Is gender mostly a social construct?
- John Money (1921-2006) invented the concept of ‘gender identity,’ theorizing gendered behaviors were societal constructions not bound to biology. Opening the first US gender clinic at Johns Hopkins University in 1966, Money was among the first doctors to study/perform “sex reassignment surgeries” and tested his gender theory on the male-born Reimer twins in the controversial “John/Joan” case.
- Before Money coined the terms “gender identity” and “gender roles”, “gender” was primarily a language term applicable to grammar and not synonymous to “sex” until the 20th century.
- The American College of Pediatrics released a statement in 2021 asserting that gender and sex are not synonymous, saying “gender identity, resting largely upon a psychological comfort or discomfort with one’s biological sex, is neither innate nor immutable and does not in any way determine biological sex.”
- A 2018 Pew Research survey reports around 42% of Americans believe that when forms or online profiles “asks about a person’s gender, it should include options other than ‘man’ and ‘woman’ for people who don’t identify as either.”
- As of February 24, 2021, a Gallup report estimates 5.6% of US adults identify as LGBTQ, with 11.3% of that group identifying as transgender.
Are masculine and feminine gender roles a social construct? Perhaps. But is gender itself a social construct? If using the term interchangeably with 'sex,' then no; gender is not socially constructed. Historically, gender etymology derives from the Latin word genus—meaning birth, descent, origin, or type—and the french word genre—meaning kind, sort, or style. Language aside, is a gestating mother merely a 'social construct,' or is she demonstrating innate biological realities? Those who reject gendered stereotypes, such as feminists do (dresses and makeup is not what makes a woman), are finding those stereotypes reasserted amongst trans activists, who push the idea that sex, like gender, is a spectrum. The belief gender is socially constructed stems from gender theory, first emerging in the mid-60s as a subset of postmodern critical theory. As the name implies, these are theories. Theories that are ultimately proven false when it rejects scientific, biological truth.

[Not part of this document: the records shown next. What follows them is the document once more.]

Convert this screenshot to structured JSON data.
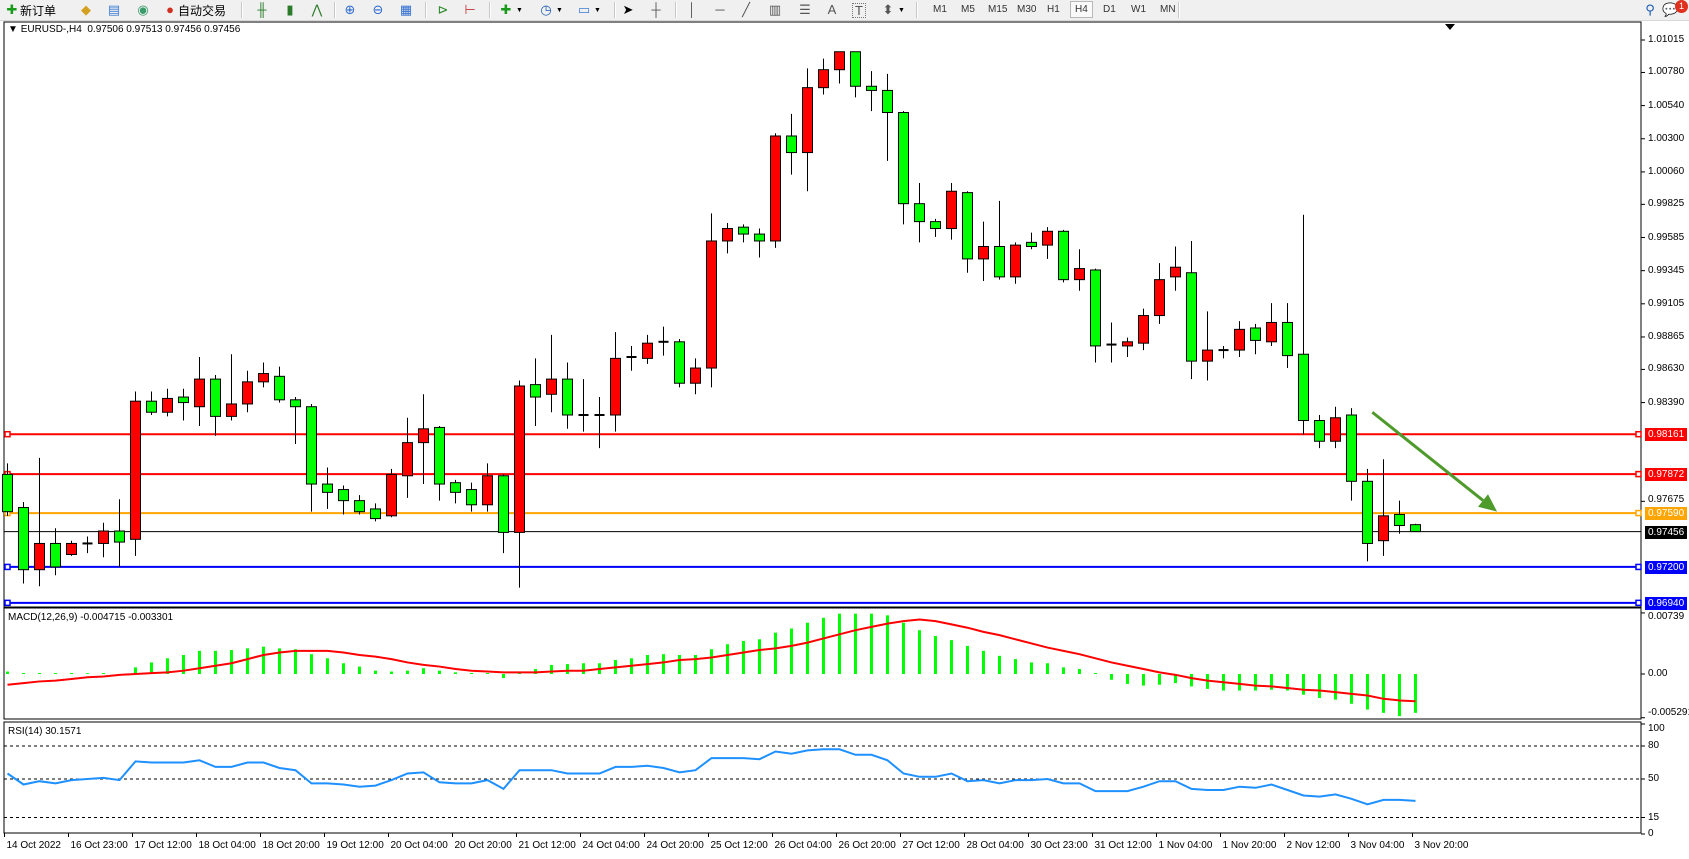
{
  "toolbar": {
    "new_order_label": "新订单",
    "autotrading_label": "自动交易",
    "timeframes": [
      "M1",
      "M5",
      "M15",
      "M30",
      "H1",
      "H4",
      "D1",
      "W1",
      "MN"
    ],
    "selected_timeframe": "H4",
    "text_tool": "A",
    "label_tool": "T",
    "notification_count": "1",
    "icons": [
      "new-order-icon",
      "gold-bars-icon",
      "market-watch-icon",
      "signals-icon",
      "autotrading-icon",
      "bar-chart-icon",
      "candlestick-icon",
      "line-chart-icon",
      "zoom-in-icon",
      "zoom-out-icon",
      "tile-windows-icon",
      "chart-shift-icon",
      "autoscroll-icon",
      "indicators-icon",
      "periods-icon",
      "templates-icon",
      "cursor-icon",
      "crosshair-icon",
      "vertical-line-icon",
      "horizontal-line-icon",
      "trendline-icon",
      "fibonacci-icon",
      "fibonacci-fan-icon",
      "text-icon",
      "label-icon",
      "arrows-icon",
      "search-icon",
      "notification-icon"
    ]
  },
  "chart_header": {
    "symbol": "EURUSD-,H4",
    "ohlc": "0.97506 0.97513 0.97456 0.97456"
  },
  "macd_header": "MACD(12,26,9) -0.004715 -0.003301",
  "rsi_header": "RSI(14) 30.1571",
  "colors": {
    "up_candle": "#ff0000",
    "down_candle": "#00ff00",
    "macd_hist": "#00ff00",
    "macd_signal": "#ff0000",
    "rsi": "#1e90ff",
    "arrow": "#4e9a2a"
  },
  "chart_data": [
    {
      "type": "candlestick",
      "symbol": "EURUSD-",
      "timeframe": "H4",
      "ylim": [
        0.9694,
        1.01015
      ],
      "y_ticks": [
        "1.01015",
        "1.00780",
        "1.00540",
        "1.00300",
        "1.00060",
        "0.99825",
        "0.99585",
        "0.99345",
        "0.99105",
        "0.98865",
        "0.98630",
        "0.98390",
        "0.97675"
      ],
      "x_tick_labels": [
        "14 Oct 2022",
        "16 Oct 23:00",
        "17 Oct 12:00",
        "18 Oct 04:00",
        "18 Oct 20:00",
        "19 Oct 12:00",
        "20 Oct 04:00",
        "20 Oct 20:00",
        "21 Oct 12:00",
        "24 Oct 04:00",
        "24 Oct 20:00",
        "25 Oct 12:00",
        "26 Oct 04:00",
        "26 Oct 20:00",
        "27 Oct 12:00",
        "28 Oct 04:00",
        "30 Oct 23:00",
        "31 Oct 12:00",
        "1 Nov 04:00",
        "1 Nov 20:00",
        "2 Nov 12:00",
        "3 Nov 04:00",
        "3 Nov 20:00"
      ],
      "x_tick_every_bars": 4,
      "ohlc": [
        [
          0.9787,
          0.9795,
          0.9757,
          0.976
        ],
        [
          0.9763,
          0.9767,
          0.9708,
          0.9718
        ],
        [
          0.9718,
          0.9799,
          0.9706,
          0.9737
        ],
        [
          0.9737,
          0.9748,
          0.9714,
          0.972
        ],
        [
          0.9729,
          0.9739,
          0.9728,
          0.9737
        ],
        [
          0.9737,
          0.9742,
          0.973,
          0.9737
        ],
        [
          0.9737,
          0.9752,
          0.9727,
          0.9746
        ],
        [
          0.9746,
          0.9769,
          0.972,
          0.9738
        ],
        [
          0.974,
          0.9847,
          0.9728,
          0.984
        ],
        [
          0.984,
          0.9847,
          0.983,
          0.9832
        ],
        [
          0.9832,
          0.9849,
          0.9829,
          0.9842
        ],
        [
          0.9843,
          0.9849,
          0.9826,
          0.9839
        ],
        [
          0.9836,
          0.9872,
          0.9822,
          0.9856
        ],
        [
          0.9856,
          0.9859,
          0.9815,
          0.9829
        ],
        [
          0.9829,
          0.9874,
          0.9826,
          0.9838
        ],
        [
          0.9838,
          0.9862,
          0.9832,
          0.9854
        ],
        [
          0.9854,
          0.9868,
          0.985,
          0.986
        ],
        [
          0.9858,
          0.9865,
          0.9839,
          0.9841
        ],
        [
          0.9841,
          0.9843,
          0.9809,
          0.9836
        ],
        [
          0.9836,
          0.9838,
          0.976,
          0.978
        ],
        [
          0.978,
          0.9792,
          0.9762,
          0.9774
        ],
        [
          0.9776,
          0.9779,
          0.9758,
          0.9768
        ],
        [
          0.9768,
          0.9772,
          0.9758,
          0.976
        ],
        [
          0.9762,
          0.9766,
          0.9753,
          0.9755
        ],
        [
          0.9757,
          0.9791,
          0.9756,
          0.9787
        ],
        [
          0.9786,
          0.9828,
          0.977,
          0.981
        ],
        [
          0.981,
          0.9845,
          0.978,
          0.982
        ],
        [
          0.9821,
          0.9822,
          0.9768,
          0.978
        ],
        [
          0.9781,
          0.9783,
          0.9766,
          0.9774
        ],
        [
          0.9776,
          0.9781,
          0.976,
          0.9765
        ],
        [
          0.9765,
          0.9795,
          0.976,
          0.9786
        ],
        [
          0.9786,
          0.9787,
          0.973,
          0.9745
        ],
        [
          0.9745,
          0.9855,
          0.9705,
          0.9851
        ],
        [
          0.9852,
          0.9871,
          0.9822,
          0.9843
        ],
        [
          0.9845,
          0.9888,
          0.9832,
          0.9856
        ],
        [
          0.9856,
          0.9868,
          0.982,
          0.983
        ],
        [
          0.983,
          0.9856,
          0.9818,
          0.983
        ],
        [
          0.983,
          0.9843,
          0.9806,
          0.983
        ],
        [
          0.983,
          0.989,
          0.9818,
          0.9871
        ],
        [
          0.9872,
          0.988,
          0.9862,
          0.9872
        ],
        [
          0.9871,
          0.9888,
          0.9867,
          0.9882
        ],
        [
          0.9883,
          0.9894,
          0.9873,
          0.9883
        ],
        [
          0.9883,
          0.9885,
          0.985,
          0.9853
        ],
        [
          0.9853,
          0.9871,
          0.9845,
          0.9864
        ],
        [
          0.9864,
          0.9976,
          0.985,
          0.9956
        ],
        [
          0.9956,
          0.9969,
          0.9947,
          0.9965
        ],
        [
          0.9966,
          0.9968,
          0.9955,
          0.9961
        ],
        [
          0.9961,
          0.9965,
          0.9944,
          0.9956
        ],
        [
          0.9956,
          1.0034,
          0.9951,
          1.0032
        ],
        [
          1.0032,
          1.0048,
          1.0004,
          1.002
        ],
        [
          1.002,
          1.0081,
          0.9992,
          1.0067
        ],
        [
          1.0067,
          1.0088,
          1.0062,
          1.008
        ],
        [
          1.008,
          1.0093,
          1.007,
          1.0093
        ],
        [
          1.0093,
          1.0093,
          1.006,
          1.0068
        ],
        [
          1.0068,
          1.0079,
          1.005,
          1.0065
        ],
        [
          1.0065,
          1.0077,
          1.0014,
          1.0049
        ],
        [
          1.0049,
          1.005,
          0.9968,
          0.9983
        ],
        [
          0.9983,
          0.9998,
          0.9955,
          0.997
        ],
        [
          0.997,
          0.9972,
          0.9959,
          0.9965
        ],
        [
          0.9965,
          0.9998,
          0.9957,
          0.9992
        ],
        [
          0.9991,
          0.9992,
          0.9933,
          0.9943
        ],
        [
          0.9943,
          0.997,
          0.9927,
          0.9952
        ],
        [
          0.9952,
          0.9985,
          0.9928,
          0.993
        ],
        [
          0.993,
          0.9955,
          0.9925,
          0.9953
        ],
        [
          0.9955,
          0.9962,
          0.995,
          0.9952
        ],
        [
          0.9953,
          0.9966,
          0.9943,
          0.9963
        ],
        [
          0.9963,
          0.9964,
          0.9926,
          0.9928
        ],
        [
          0.9928,
          0.995,
          0.992,
          0.9936
        ],
        [
          0.9935,
          0.9936,
          0.9868,
          0.988
        ],
        [
          0.9881,
          0.9897,
          0.9868,
          0.9881
        ],
        [
          0.988,
          0.9886,
          0.9872,
          0.9883
        ],
        [
          0.9882,
          0.9907,
          0.9877,
          0.9902
        ],
        [
          0.9902,
          0.994,
          0.9896,
          0.9928
        ],
        [
          0.993,
          0.9952,
          0.992,
          0.9937
        ],
        [
          0.9933,
          0.9956,
          0.9856,
          0.9869
        ],
        [
          0.9869,
          0.9905,
          0.9855,
          0.9877
        ],
        [
          0.9877,
          0.988,
          0.9871,
          0.9877
        ],
        [
          0.9877,
          0.9898,
          0.9872,
          0.9892
        ],
        [
          0.9893,
          0.9896,
          0.9874,
          0.9884
        ],
        [
          0.9883,
          0.9911,
          0.988,
          0.9897
        ],
        [
          0.9897,
          0.9911,
          0.9864,
          0.9873
        ],
        [
          0.9874,
          0.9975,
          0.9816,
          0.9826
        ],
        [
          0.9826,
          0.983,
          0.9806,
          0.9811
        ],
        [
          0.9811,
          0.9836,
          0.9806,
          0.9828
        ],
        [
          0.983,
          0.9835,
          0.9768,
          0.9782
        ],
        [
          0.9782,
          0.9791,
          0.9724,
          0.9737
        ],
        [
          0.9739,
          0.9798,
          0.9728,
          0.9757
        ],
        [
          0.9758,
          0.9768,
          0.9744,
          0.975
        ],
        [
          0.97506,
          0.97513,
          0.97456,
          0.97456
        ]
      ],
      "horizontal_levels": [
        {
          "price": "0.98161",
          "color": "#ff0000"
        },
        {
          "price": "0.97872",
          "color": "#ff0000"
        },
        {
          "price": "0.97590",
          "color": "#ffa500"
        },
        {
          "price": "0.97456",
          "color": "#000000",
          "kind": "bid"
        },
        {
          "price": "0.97200",
          "color": "#0000ff"
        },
        {
          "price": "0.96940",
          "color": "#0000ff"
        }
      ],
      "arrow": {
        "from": {
          "bar": 86.3,
          "price": 0.9832
        },
        "to": {
          "bar": 94.1,
          "price": 0.976
        },
        "color": "#4e9a2a"
      }
    },
    {
      "type": "bar+line",
      "indicator": "MACD(12,26,9)",
      "ylim": [
        -0.005291,
        0.00739
      ],
      "y_ticks": [
        "0.00739",
        "0.00",
        "-0.005291"
      ],
      "histogram": [
        0.0003,
        0,
        0,
        0,
        0,
        0.0001,
        0,
        -0.0002,
        0.0008,
        0.0014,
        0.0019,
        0.0023,
        0.0028,
        0.0028,
        0.0029,
        0.0031,
        0.0033,
        0.0031,
        0.003,
        0.0024,
        0.0019,
        0.0013,
        0.0009,
        0.0004,
        0.0003,
        0.0004,
        0.0007,
        0.0004,
        0.0002,
        0,
        0,
        -0.0005,
        0.0002,
        0.0006,
        0.0011,
        0.0012,
        0.0013,
        0.0013,
        0.0017,
        0.0019,
        0.0023,
        0.0024,
        0.0023,
        0.0023,
        0.003,
        0.0036,
        0.004,
        0.0042,
        0.005,
        0.0055,
        0.0062,
        0.0068,
        0.0073,
        0.0073,
        0.0073,
        0.0071,
        0.0062,
        0.0053,
        0.0046,
        0.0041,
        0.0034,
        0.0028,
        0.0022,
        0.0018,
        0.0014,
        0.0013,
        0.0008,
        0.0006,
        0,
        -0.0007,
        -0.0012,
        -0.0014,
        -0.0013,
        -0.0011,
        -0.0015,
        -0.0018,
        -0.002,
        -0.002,
        -0.002,
        -0.0019,
        -0.002,
        -0.0025,
        -0.0029,
        -0.0031,
        -0.0036,
        -0.0043,
        -0.0047,
        -0.0051,
        -0.0047
      ],
      "signal": [
        -0.0013,
        -0.0011,
        -0.0009,
        -0.0008,
        -0.0006,
        -0.0004,
        -0.0003,
        -0.0001,
        0,
        0.0001,
        0.0002,
        0.0004,
        0.0007,
        0.001,
        0.0013,
        0.0018,
        0.0023,
        0.0026,
        0.0028,
        0.0028,
        0.0028,
        0.0026,
        0.0023,
        0.0021,
        0.0018,
        0.0014,
        0.0011,
        0.0009,
        0.0006,
        0.0004,
        0.0003,
        0.0002,
        0.0002,
        0.0002,
        0.0003,
        0.0004,
        0.0004,
        0.0006,
        0.0008,
        0.001,
        0.0012,
        0.0014,
        0.0017,
        0.0018,
        0.002,
        0.0023,
        0.0026,
        0.0029,
        0.0031,
        0.0034,
        0.0038,
        0.0043,
        0.0048,
        0.0053,
        0.0057,
        0.0061,
        0.0064,
        0.0066,
        0.0064,
        0.006,
        0.0056,
        0.0051,
        0.0047,
        0.0042,
        0.0037,
        0.0032,
        0.0028,
        0.0024,
        0.0019,
        0.0014,
        0.001,
        0.0006,
        0.0002,
        -0.0001,
        -0.0005,
        -0.0008,
        -0.001,
        -0.0012,
        -0.0014,
        -0.0015,
        -0.0017,
        -0.0019,
        -0.002,
        -0.0022,
        -0.0024,
        -0.0026,
        -0.003,
        -0.0032,
        -0.0033
      ]
    },
    {
      "type": "line",
      "indicator": "RSI(14)",
      "ylim": [
        0,
        100
      ],
      "y_ticks": [
        "100",
        "80",
        "50",
        "15",
        "0"
      ],
      "levels": [
        80,
        50,
        15
      ],
      "values": [
        55,
        45,
        48,
        46,
        49,
        50,
        51,
        49,
        66,
        65,
        65,
        65,
        67,
        61,
        61,
        65,
        65,
        60,
        58,
        46,
        46,
        45,
        43,
        44,
        49,
        55,
        56,
        47,
        46,
        46,
        49,
        41,
        58,
        58,
        58,
        55,
        55,
        55,
        61,
        61,
        62,
        60,
        56,
        58,
        69,
        69,
        69,
        68,
        75,
        73,
        76,
        77,
        77,
        72,
        72,
        67,
        55,
        52,
        52,
        55,
        48,
        49,
        46,
        49,
        49,
        50,
        46,
        46,
        39,
        39,
        39,
        43,
        48,
        48,
        41,
        40,
        40,
        43,
        42,
        45,
        40,
        35,
        34,
        36,
        32,
        27,
        31,
        31,
        30.1571
      ]
    }
  ]
}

Distinct sexual dichotomy is reflected throughout the animal kingdom: one species impregnates, and another gets impregnated. The procreation of any species requires sexual dimorphism: male and female. Intersex people do not disprove the reality gender/sexual differences, just as people born without limbs don't disprove the reality that humans have limbs. Likewise, if there aren’t distinct gender differences, one must wonder what exactly LGBTQ is identifying in to or out of.
Some buck against gender because of the perceived inequality between the sexes, but as the saying goes, “men tend to value things, women tend to value people.” This is reflected in their life choices, which are geared towards different pursuits, explaining most outcome disparities. Gender is not the enemy here, constructed to keep women down and men up. Gender is expressed uniquely through every human and does not disprove the biological reality of the sexual binary.
Gender identity as a social construct isn't just a position taken by activists. Well-respected medical organizations such as the World Health Organization and the American Psychological Association all refer to gender in those terms and define it differently from biological sex.
Even if one wanted to assume some innate association between sex and gender, the presentation of gender has changed over time and between cultures, displaying a heavy socialization component. For instance, men (generally) no longer wear high heels to show off their aristocratic status, and pink is now considered a feminine color instead of a masculine one. Or take the way occupations have become coded to certain genders. Secretaries until the late 19th century were almost exclusively male. Yet, today, the position is far more likely to be perceived as feminine.
And that's just from a Western European perspective. Two-Spirit people within indigenous cultures—people who embody various types of non-binary gender identity—used to occupy specialized positions within many pre-colonial Native American communities, while numerous Asian cultures in places like Thailand and the Philippines have historically recognized multiple genders and trans identities.
Often in these discussions, 'social construct' is presented as equivalent to 'imaginary.' But simply because something is a social construct does not rob it of its meaning. After all, nation-states, religious traditions, and the conception of time itself—among many, many other things—are also social constructs. Yet rarely do you see people dismiss the existence of a nation or clocks simply because their history and traditions result from social interactions instead of anatomy. Gender should not be treated any differently.